Depuis la rentrée, nous avons tous fait le constat des conséquences du 1er confinement sur les acquis des élèves mais aussi sur leur attitude face au travail (difficultés d’organisation, de concentration, moindre autonomie), voire leur motivation même s’il est compliqué, parmi les nombreuses absences de ce début d’année, de repérer celles qui sont les symptômes d’un décrochage. Ce constat justifie pleinement les demandes du SNES-FSU, formulées dés le mois de juin et assorties de propositions, d’allègement des programmes (et de recrutement d’enseignants pour diminuer les effectifs des classes). Il a également été au cœur d’un courrier adressé par le SNES académique au doyen des IPR à la mi-septembre1. Or, comme depuis le début de la crise sanitaire, la réponse de l’Institution n’est pas à la hauteur puisqu’on nous renvoie à la continuité pédagogique ou à des dispositifs comme devoirs faits ou les vacances apprenantes.

Alors que la crise sanitaire se prolonge, nous vous proposons ici quelques réflexions sur l’enseignement à distance et le numérique. Elles sont issues de l’ouvrage L’éducation aux temps du Coronavirus2.

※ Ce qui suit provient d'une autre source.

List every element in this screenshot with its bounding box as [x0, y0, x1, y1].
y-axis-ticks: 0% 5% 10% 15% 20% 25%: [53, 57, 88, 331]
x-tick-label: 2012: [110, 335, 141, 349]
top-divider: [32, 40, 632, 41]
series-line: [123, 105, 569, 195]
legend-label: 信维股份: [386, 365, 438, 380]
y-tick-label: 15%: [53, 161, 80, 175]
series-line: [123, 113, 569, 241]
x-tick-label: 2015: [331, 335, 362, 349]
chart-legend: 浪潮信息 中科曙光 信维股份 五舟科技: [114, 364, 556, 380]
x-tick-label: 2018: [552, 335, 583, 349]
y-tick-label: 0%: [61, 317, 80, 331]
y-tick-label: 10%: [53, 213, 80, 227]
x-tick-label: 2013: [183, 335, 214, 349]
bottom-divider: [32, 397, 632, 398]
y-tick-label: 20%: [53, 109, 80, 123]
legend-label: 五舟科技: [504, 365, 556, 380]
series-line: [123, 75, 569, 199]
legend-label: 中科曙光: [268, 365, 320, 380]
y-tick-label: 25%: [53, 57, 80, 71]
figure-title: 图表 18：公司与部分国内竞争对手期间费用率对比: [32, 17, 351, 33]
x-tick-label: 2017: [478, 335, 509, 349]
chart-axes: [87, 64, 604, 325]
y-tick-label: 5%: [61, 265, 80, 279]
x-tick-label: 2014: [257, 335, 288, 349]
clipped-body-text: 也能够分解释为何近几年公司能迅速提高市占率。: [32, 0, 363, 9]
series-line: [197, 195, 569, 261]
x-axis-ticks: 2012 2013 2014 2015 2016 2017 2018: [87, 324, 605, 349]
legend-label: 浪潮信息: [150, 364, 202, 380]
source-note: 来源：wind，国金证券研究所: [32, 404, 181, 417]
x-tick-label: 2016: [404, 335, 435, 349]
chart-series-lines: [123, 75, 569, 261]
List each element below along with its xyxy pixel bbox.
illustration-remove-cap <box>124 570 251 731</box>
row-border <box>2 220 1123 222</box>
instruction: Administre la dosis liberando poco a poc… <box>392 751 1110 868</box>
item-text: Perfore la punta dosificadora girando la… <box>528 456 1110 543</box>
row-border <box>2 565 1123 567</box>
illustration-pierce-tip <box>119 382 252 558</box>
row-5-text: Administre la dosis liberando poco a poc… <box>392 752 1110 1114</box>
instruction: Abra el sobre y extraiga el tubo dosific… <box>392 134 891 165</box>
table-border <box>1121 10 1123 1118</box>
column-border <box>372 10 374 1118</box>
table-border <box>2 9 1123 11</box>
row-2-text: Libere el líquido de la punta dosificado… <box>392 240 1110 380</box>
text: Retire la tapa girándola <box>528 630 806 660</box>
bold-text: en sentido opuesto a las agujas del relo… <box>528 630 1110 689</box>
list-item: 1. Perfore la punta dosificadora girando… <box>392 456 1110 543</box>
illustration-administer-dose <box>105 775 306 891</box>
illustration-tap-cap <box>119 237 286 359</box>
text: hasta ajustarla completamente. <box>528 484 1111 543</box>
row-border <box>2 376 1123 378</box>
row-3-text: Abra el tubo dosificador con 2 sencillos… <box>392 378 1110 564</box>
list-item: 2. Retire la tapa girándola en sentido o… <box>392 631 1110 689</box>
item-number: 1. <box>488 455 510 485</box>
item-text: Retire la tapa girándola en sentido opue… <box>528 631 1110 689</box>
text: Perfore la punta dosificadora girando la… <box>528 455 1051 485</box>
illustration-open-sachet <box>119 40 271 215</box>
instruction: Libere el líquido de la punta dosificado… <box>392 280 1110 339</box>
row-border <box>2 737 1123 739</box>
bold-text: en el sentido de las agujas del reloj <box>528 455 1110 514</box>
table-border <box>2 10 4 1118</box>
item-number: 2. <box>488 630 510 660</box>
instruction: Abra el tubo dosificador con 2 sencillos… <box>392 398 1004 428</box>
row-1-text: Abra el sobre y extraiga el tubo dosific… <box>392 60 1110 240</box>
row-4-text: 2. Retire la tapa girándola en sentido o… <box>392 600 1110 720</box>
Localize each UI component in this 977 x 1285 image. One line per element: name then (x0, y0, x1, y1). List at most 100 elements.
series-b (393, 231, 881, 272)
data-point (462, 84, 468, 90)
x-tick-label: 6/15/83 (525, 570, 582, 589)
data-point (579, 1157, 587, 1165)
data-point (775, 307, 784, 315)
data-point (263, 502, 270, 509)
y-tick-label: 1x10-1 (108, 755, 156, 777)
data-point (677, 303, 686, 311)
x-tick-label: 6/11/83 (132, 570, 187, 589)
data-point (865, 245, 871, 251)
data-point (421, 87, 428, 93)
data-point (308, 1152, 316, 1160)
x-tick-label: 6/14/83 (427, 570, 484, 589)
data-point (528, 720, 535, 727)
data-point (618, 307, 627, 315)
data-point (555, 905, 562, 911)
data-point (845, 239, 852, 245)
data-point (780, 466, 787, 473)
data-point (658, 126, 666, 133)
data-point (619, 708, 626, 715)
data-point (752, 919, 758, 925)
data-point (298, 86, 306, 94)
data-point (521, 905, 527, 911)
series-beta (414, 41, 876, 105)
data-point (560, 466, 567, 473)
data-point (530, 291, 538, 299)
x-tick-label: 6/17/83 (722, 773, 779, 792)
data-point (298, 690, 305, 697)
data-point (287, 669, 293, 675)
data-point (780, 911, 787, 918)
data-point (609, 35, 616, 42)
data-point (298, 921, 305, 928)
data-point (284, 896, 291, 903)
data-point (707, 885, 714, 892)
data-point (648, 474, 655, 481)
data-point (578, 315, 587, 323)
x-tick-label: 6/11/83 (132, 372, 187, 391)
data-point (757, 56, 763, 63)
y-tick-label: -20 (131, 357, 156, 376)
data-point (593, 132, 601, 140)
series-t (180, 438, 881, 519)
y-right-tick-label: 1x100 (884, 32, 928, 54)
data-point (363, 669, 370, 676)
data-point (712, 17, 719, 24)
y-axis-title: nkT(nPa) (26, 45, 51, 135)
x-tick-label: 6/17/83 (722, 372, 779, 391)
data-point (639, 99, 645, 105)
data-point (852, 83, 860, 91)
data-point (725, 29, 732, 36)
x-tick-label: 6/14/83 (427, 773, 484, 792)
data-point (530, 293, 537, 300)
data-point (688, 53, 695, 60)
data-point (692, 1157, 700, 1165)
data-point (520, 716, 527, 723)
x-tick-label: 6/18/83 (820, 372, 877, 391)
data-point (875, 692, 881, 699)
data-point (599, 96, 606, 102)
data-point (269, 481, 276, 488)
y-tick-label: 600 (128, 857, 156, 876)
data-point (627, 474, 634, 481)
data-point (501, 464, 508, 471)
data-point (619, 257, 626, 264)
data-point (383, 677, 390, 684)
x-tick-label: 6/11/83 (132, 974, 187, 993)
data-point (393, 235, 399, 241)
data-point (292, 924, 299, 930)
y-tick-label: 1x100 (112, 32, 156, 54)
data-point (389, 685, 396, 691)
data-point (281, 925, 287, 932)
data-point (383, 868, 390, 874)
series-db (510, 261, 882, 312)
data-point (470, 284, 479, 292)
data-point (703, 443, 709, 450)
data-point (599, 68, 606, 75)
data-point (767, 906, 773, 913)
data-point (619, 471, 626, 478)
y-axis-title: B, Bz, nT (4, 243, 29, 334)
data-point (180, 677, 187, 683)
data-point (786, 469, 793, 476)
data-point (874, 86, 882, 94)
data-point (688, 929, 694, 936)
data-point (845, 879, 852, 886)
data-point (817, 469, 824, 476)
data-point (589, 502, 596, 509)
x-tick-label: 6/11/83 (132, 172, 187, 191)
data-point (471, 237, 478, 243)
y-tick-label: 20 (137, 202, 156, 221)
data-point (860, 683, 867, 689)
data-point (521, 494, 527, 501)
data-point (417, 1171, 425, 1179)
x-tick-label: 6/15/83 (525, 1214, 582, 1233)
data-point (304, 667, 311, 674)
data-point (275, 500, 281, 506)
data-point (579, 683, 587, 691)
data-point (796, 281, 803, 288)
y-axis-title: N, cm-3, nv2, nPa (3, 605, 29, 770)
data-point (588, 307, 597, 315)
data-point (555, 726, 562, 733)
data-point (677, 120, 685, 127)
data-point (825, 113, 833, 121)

Si l’enseignement à distance ne peut pas remplacer le travail en classe, c’est d’abord parce que l’équipement des familles mais aussi leur savoir faire numérique peuvent faire défaut. Ainsi, l’accès à un ordinateur et une imprimante, à une connexion internet suffisante varie très fortement d’une famille à l’autre, comme la possibilité de disposer d’une pièce tranquille où travailler. S’y ajoutent les capacités propres à un usage efficace de l’outil numérique (savoir télécharger un document, convertir des formats, classer, gérer des dossiers…).

L’enseignement à distance interroge aussi l’acte pédagogique. Enseigner, ce n’est pas gérer des flux de documents et de travaux à rendre, mettre à disposition des contenus. La construction du savoir passe aussi par les échanges, les explications, les sollicitations de l’enseignant. Le cours alterne ainsi les temps d’activités en autonomie, de correction qui permettent de revenir sur ce qui n’a pas été compris, de corriger les éventuels malentendus cognitifs et de synthèse. C’est cet ensemble qui doit permettre l’appropriation des connaissances et éviter le découragement des plus fragiles. La séparation des lieux et temps d’apprentissage de la vie sociale aident également à se concentrer et se maintenir au travail. Sans compter que certains enseignements techniques ou professionnels qui impliquent l’accès à des outils ou des logiciels spécifiques ne peuvent se faire à distance.

L’enseignement à distance a également soumis les familles à des exigences accrues en les chargeant de mettre en œuvre les activités scolaires proposées par les enseignants alors que les parents continuaient souvent à travailler, à distance ou à l’extérieur. Or les parents ne savent pas toujours quelles sont les attentes des enseignants, surtout quand les supports et exercices proposés ne correspondent pas à ce qui est habituellement donné aux élèves. Enfin, le travail scolaire a pu être source de conflits autour des réticences de certains enfants à effectuer les tâches scolaires ou au sein des fratries pour l’utilisation de l’outil numérique.

Enfin, l’enseignement à distance pose la question de la disponibilité aux études qui implique la possibilité de s’isoler, de ne pas être constamment sollicité par d’autres membres de la famille (ainsi des grands frères et sœurs qui doivent consacrer du temps aux plus petits), de ne pas être soumis à des situations angoissantes (ce qui est compliqué dans des familles qui se retrouvent confrontées à des difficultés matérielles suite à une perte d’emploi ou qui sont touchées par la maladie).

C’est pour éviter ce retour à un enseignement à distance, qui a particulièrement pénalisé les élèves des familles populaires, que les enseignants mais aussi des CPE, AED, PSY-EN se sont mobilisés dès la rentrée de novembre, et en particulier lors de la journée de grève du 10, pour demander un protocole qui empêcherait la fermeture des établissements.

1. https://strasbourg.snes.edu/Allegements-de-programmes.html
2. L’éducation aux temps du Coronavirus, sous la direction de Stéphane Bonnery et Etienne Douat, édition La Dispute, septembre 2020. Ce livre présente les travaux collectifs réalisés par une quinzaine de chercheurs en sciences sociales dans le domaine de l’éducation pendant le 1er confinement.